Garneau Presses Laser Concerns

Transport Minister Marc Garneau at Buttonville news conference.
Transport Minister Marc Garneau at Buttonville news conference. Photo by Michael J. Martin

By Michael J. Martin

Transport Minister Marc Garneau re-iterated his government’s concerns about laser attacks on aircraft but didn’t announce any new measures to combat the reckless practice at a news conference at Buttonville Airport on Tuesday.

Garneau stated that in 2015, nearly 600 laser strike incidents were reported to Transport Canada, an increase from the 502 incidents reported in 2014. In 2016, that number stands at 148 incidents, from January to April.

“Pointing a laser at an aircraft is not only a reckless act that puts people at unnecessary risk, it’s simply not a bright idea. As Minister of Transport, I take this type of behaviour seriously because Canadians and their families deserve to feel safe while flying. We want people to know there are serious consequences, including $100,000 in fines and up to five years in prison. Transport Canada and law enforcement across the country are working together to ensure offenders face the fullest force of the law” said Minister Garneau.

Lasers can distract pilots, causing glare that affects their vision, or temporarily blind them. “Members of the York Regional Police Air Support Unit know all too well the dangers of being struck by a laser beam. When up in the air, our pilots need their full attention to be on the task at hand – flying safely. They can’t do that when they are distracted by lights being directed into the cockpit. At best, lasers are a distraction for pilot, but at worst, they can temporarily blind them, risking everyone’s safety” says Chief Eric Jolliffe, Chief of Police, York Regional Police.

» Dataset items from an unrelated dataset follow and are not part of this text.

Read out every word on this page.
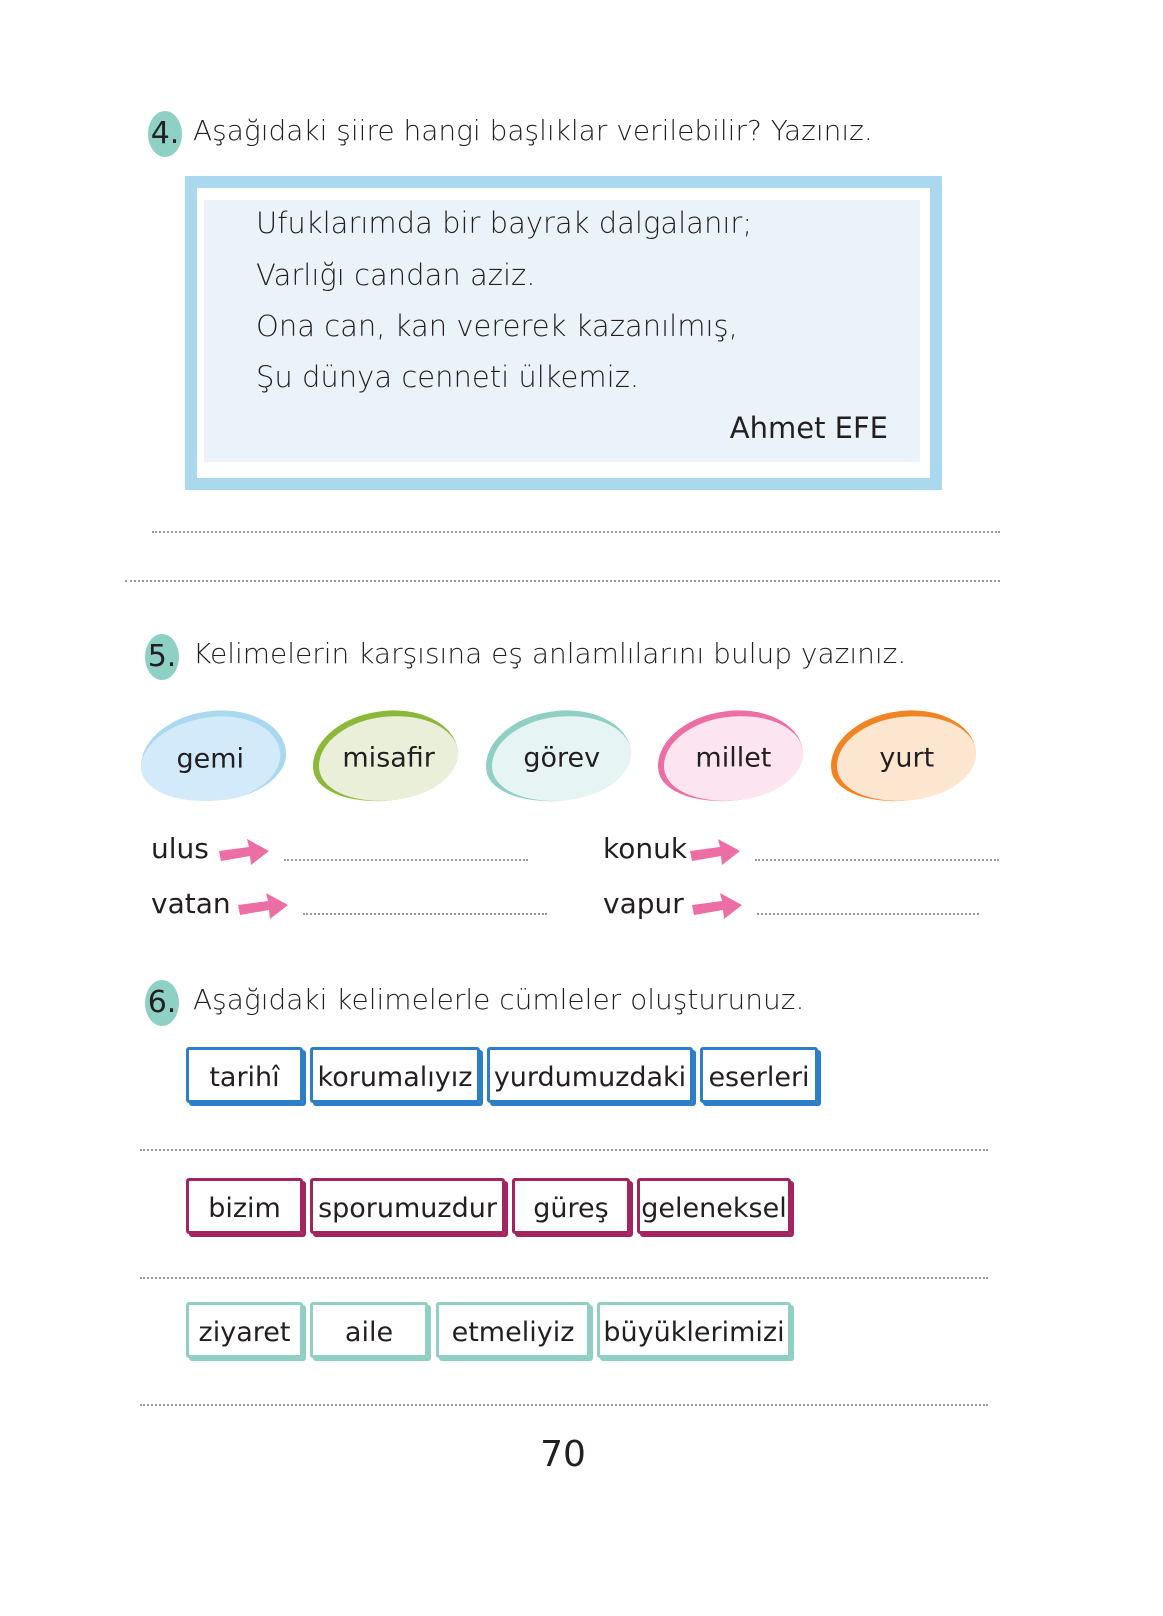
4. Aşağıdaki şiire hangi başlıklar verilebilir? Yazınız.
Ufuklarımda bir bayrak dalgalanır;
Varlığı candan aziz.
Ona can, kan vererek kazanılmış,
Şu dünya cenneti ülkemiz.
Ahmet EFE
5. Kelimelerin karşısına eş anlamlılarını bulup yazınız.
gemi	misafir	görev	millet	yurt
ulus	konuk
vatan	vapur
6. Aşağıdaki kelimelerle cümleler oluşturunuz.
tarihî	korumalıyız yurdumuzdaki eserleri
bizim	sporumuzdur	güreş	geleneksel
ziyaret	aile	etmeliyiz	büyüklerimizi
70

Minister Garneau said that Transport Canada is continuing with its education efforts under the program called, “Not a Bright Idea”. Lasers place the pilots, passengers, and people on the ground at risk of injury or death. This education campaign is focused on getting the word out about the risks and the seriousness of this activity. Garneau said that education is essential as he thinks most people are simply not aware of the potential for harm that these lasers can cause to a pilot during the most critical phases of flight when landing or departing airports. He warned that the police will prosecute to the full extend of the law. Parents, teachers, and product distributors need to teach children that laser pens are not toys and are in fact dangerous weapons to aviation. Health Canada warns that so called, “flash blindness” can temporarily blind a pilot much like a camera flash can cause temporary retention of the burst of light in your eyes. So, understanding, education, and appreciation of the impacts will build awareness and help to reduce this problem.